Was the tribunal right or wrong to have reversed itself in its judgment on Justice Sylvester Ngwuta?
In the case of Onnoghen, the tribunal has the opportunity to stand its ground and abide by the subsisting decision of the Court of Appeal in Ngajinwa vs Federal Republic of Nigeria, as it rightly did in the case of Justice Ngwuta, but no, it reversed itself because a particular goal must be achieved. And anything that will stop the attainment of that goal must be discarded whether rightly or wrongly. You know the court cannot reverse itself because it is functus officio going by the principles of functus officio. But this was a political management, it is expeditious trial and judgment, so court orders were thrown away. That shows that the agenda has reached a point of no return. Before the judgment, there were four interlocutory appeals pending at the Court of Appeal.
Whereas political matters and election matters were treated with dispatch, and judgment delivered within hours, the appeals of the Chief Justice of Nigeria, eight weeks after arguments had been taken, have been kept away in the file. At the Supreme Court, there was a suit by the Cross Rivers State government against the Federal Government over Onnoghen’s trial and suspension and I am part of the legal team. But when the matter came up, it was adjourned to May. This is a case where your own is not only involved, but which also seeks your own protection. And you adjourned it to May! It is Onnoghen today, he is gone; who knows who will be the next victim?
What are the lessons and way forward for the judiciary?
The constitution should be amended to give attention to the need for the CCT to secure its independence, impartiality and non-interference from external forces. A situation where the executive arm of the Federal Government is the custodian of the Code of Conduct for public officers, the enforcer of the Code of Conduct through the tribunal, it is the appointing authority of the members of the tribunal. In the proceedings in the tribunal, the executive is the accuser, the investigator, prosecutor, the witness and the judge, all roll together into one. This is unacceptable under the Constitution that guarantees independence of the three arms of government. There is urgent need for constitutional reform.

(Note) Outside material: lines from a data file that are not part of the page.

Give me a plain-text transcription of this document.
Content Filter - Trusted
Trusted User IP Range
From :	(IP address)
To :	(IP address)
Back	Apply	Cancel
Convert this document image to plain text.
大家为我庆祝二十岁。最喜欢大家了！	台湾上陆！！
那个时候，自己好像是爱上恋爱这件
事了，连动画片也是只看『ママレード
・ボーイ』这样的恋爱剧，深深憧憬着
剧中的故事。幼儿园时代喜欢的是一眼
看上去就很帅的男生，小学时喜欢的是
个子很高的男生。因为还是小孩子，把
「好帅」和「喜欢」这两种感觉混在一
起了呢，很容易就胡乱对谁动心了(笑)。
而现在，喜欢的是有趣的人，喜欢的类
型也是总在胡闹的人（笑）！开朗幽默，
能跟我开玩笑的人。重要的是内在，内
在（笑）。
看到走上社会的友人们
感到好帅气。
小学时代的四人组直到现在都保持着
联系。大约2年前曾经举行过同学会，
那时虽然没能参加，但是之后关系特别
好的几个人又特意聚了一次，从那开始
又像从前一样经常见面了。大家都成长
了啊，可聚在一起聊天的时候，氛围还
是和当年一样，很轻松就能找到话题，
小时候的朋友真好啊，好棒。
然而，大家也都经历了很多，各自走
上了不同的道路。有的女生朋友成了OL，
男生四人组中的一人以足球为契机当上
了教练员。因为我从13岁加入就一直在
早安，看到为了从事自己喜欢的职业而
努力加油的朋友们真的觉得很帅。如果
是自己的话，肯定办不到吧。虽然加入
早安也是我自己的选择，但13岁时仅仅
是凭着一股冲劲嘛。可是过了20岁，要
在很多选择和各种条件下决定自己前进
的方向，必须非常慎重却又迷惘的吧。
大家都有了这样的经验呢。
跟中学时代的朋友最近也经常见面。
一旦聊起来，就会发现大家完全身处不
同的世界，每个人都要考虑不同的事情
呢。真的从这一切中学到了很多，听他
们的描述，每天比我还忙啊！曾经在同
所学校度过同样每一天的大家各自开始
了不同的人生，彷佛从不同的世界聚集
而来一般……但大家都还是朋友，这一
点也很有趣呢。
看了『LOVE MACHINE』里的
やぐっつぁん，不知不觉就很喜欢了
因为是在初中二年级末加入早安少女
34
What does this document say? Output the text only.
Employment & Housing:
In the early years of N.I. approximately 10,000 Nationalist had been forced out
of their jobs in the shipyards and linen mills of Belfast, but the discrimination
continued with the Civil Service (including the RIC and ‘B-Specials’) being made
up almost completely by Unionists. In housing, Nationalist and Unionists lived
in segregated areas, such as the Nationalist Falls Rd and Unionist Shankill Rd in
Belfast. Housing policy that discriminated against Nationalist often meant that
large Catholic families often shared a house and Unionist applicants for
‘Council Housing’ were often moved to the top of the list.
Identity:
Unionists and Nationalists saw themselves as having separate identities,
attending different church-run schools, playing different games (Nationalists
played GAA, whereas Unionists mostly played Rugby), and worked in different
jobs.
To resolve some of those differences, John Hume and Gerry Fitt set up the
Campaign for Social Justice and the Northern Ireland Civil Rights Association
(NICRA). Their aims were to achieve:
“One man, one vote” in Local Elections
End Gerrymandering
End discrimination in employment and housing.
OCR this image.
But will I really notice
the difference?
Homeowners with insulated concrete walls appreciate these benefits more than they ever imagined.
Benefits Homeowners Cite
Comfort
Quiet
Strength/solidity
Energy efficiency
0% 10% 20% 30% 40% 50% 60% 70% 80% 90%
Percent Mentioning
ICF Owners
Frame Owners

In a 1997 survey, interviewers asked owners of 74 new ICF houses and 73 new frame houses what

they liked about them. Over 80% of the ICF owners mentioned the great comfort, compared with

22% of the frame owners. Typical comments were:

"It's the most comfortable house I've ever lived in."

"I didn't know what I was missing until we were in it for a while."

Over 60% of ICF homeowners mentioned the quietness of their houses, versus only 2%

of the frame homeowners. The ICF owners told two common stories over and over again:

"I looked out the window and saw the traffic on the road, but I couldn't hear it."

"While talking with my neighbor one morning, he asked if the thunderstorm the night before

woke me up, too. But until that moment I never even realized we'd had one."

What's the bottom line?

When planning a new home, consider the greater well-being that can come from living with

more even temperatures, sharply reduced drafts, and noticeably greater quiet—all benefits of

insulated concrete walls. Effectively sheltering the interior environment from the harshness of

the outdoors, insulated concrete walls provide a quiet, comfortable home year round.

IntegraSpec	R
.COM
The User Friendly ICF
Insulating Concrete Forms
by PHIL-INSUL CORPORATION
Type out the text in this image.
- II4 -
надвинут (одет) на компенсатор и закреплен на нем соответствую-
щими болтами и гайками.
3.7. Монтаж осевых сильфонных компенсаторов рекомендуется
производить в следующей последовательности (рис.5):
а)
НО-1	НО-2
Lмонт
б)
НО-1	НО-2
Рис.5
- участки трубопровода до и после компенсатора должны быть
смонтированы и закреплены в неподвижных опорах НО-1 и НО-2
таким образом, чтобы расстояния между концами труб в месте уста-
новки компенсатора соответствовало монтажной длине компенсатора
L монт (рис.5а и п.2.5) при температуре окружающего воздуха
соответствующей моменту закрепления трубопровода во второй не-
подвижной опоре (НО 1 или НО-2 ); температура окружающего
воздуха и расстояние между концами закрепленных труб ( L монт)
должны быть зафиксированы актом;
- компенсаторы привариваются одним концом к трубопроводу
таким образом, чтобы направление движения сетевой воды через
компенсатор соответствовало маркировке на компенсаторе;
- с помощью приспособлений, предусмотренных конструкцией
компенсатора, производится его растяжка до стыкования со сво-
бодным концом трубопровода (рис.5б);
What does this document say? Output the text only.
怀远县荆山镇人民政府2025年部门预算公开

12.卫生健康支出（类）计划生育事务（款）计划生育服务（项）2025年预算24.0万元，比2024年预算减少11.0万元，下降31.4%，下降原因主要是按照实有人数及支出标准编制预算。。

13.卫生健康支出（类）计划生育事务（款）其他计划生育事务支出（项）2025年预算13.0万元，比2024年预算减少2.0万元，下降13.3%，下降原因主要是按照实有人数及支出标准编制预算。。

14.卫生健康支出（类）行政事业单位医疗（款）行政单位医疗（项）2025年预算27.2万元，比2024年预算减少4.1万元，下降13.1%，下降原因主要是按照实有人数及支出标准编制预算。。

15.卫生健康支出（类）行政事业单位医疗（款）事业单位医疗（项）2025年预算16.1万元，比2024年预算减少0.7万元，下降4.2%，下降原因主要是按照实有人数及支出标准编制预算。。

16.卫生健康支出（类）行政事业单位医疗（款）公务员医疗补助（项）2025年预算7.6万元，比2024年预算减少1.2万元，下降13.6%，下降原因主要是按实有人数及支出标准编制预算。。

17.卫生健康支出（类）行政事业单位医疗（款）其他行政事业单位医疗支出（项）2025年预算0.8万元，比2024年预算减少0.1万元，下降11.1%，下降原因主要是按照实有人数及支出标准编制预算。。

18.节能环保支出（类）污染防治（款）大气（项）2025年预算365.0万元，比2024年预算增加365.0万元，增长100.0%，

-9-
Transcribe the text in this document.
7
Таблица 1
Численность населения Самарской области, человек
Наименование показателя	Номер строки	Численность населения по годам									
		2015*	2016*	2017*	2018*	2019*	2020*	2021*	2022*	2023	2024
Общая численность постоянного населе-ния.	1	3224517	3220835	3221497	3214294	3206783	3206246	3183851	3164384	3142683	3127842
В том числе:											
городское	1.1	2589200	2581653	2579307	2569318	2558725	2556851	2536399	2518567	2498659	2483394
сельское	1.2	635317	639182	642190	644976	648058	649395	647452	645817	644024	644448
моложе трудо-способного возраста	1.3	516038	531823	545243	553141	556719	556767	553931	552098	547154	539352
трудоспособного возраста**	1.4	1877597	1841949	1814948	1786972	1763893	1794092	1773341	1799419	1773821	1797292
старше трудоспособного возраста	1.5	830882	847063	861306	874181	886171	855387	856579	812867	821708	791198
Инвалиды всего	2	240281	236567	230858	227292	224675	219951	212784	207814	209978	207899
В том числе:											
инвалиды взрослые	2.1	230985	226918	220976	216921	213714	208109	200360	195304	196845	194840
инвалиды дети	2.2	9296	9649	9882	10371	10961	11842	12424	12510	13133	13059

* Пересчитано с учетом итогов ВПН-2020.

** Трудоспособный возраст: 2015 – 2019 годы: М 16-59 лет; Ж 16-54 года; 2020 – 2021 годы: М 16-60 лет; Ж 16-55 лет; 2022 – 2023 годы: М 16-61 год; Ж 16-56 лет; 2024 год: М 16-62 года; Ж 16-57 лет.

The Code of Conduct Tribunal must have courts established in each of the six geopolitical zones of the Federal Republic of Nigeria. Monopoly has the ability to breed corruption, arrogance, disregard for due process and partiality. The Code of Conduct Tribunal should be a full member or part of the judiciary under Section 6 of the Constitution of the Federal Republic of Nigeria (as amended). Another lesson is that the case has clearly shown that Nigerian judiciary is very weak, vulnerable and not independent.
The security of tenure of a judicial officer is a mere wishful thinking. It is unthinkable, unimaginable that the head of the judiciary will be treated the way Onnoghen was treated and not a whimper came from the body of men and women of highest distinction in the legal profession. Is it not dangerous that the president can appoint a Chief Justice without the recommendation of the National Judicial Council (NJC)? The final lesson is let us not continue to deal with persons as if they are not creation of God. There are so many other ways we can achieve our aim without personal dehumanisation.